While I am in agreement with Arne, I don’t believe that bone on bone alignment is all there is.  Do work on bone on bone alignment until you feel you have gotten all the help from bones that you’re going to get.  However, it is impossible to achieve a physical alignment where your bones are totally supporting the weight of the bow, because of the angle between the arrow and your bow arm at full draw.  In order to have complete bone on bone alignment, that angle would have to be reduced to zero.

So that leaves us with strength.  Strength is also important in achieving accuracy in archery.  I’ve spent quite a bit of time with Rick, and can tell you that he spent a lot of time in the gym in his prime, and his arms would have been the envy of many Olympic weightlifters.  His way of teaching good alignment is very similar to Terry’s form clock, which you might like to review.

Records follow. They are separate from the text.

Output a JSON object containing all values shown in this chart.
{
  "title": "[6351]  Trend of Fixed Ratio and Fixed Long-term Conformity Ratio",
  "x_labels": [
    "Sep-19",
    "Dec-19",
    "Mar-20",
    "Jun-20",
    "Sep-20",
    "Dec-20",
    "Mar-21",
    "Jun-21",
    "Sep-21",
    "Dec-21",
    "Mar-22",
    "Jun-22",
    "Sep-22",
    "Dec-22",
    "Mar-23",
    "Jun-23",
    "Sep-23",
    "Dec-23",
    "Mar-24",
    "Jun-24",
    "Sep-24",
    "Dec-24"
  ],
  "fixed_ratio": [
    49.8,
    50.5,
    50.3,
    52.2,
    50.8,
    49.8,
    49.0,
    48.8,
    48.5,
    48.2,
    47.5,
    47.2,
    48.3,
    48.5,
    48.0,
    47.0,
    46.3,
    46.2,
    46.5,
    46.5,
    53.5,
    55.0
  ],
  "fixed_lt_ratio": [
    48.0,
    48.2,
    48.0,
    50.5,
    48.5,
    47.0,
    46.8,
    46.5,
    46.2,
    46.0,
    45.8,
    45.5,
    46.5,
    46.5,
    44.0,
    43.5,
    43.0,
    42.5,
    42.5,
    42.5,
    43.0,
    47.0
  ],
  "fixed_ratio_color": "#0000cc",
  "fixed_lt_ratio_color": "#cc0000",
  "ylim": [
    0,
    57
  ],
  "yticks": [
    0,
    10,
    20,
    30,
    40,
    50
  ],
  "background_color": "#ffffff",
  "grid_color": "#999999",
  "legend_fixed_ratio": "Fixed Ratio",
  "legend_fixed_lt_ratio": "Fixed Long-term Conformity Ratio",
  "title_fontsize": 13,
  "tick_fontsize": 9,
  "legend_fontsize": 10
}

I also use the 2 second hold, and was not as steady as I needed to be at first.  Most important in solving this problem is developing good bone on bone alignment.  Second most important is just shooting a lot and not cheating on the 2 second hold, even if you think you are more accurate with a shorter hold.  Usually when we change anything, we will be worse for a while until we become comfortable with whatever it is we have changed.  Third, build up your strength.  I’m not crazy about spending a lot of time in the gym (it gets annoying after a while fighting off all the girls who want to admire my body) so I practice holding for extended periods of time every day.  My routine is to hold for 20 seconds, 5 reps.  I built up to this over about 6 weeks before I could comfortably do this with my regular bow.  If you don’t have any lighter weight bows to start with, use exercise bands, etc.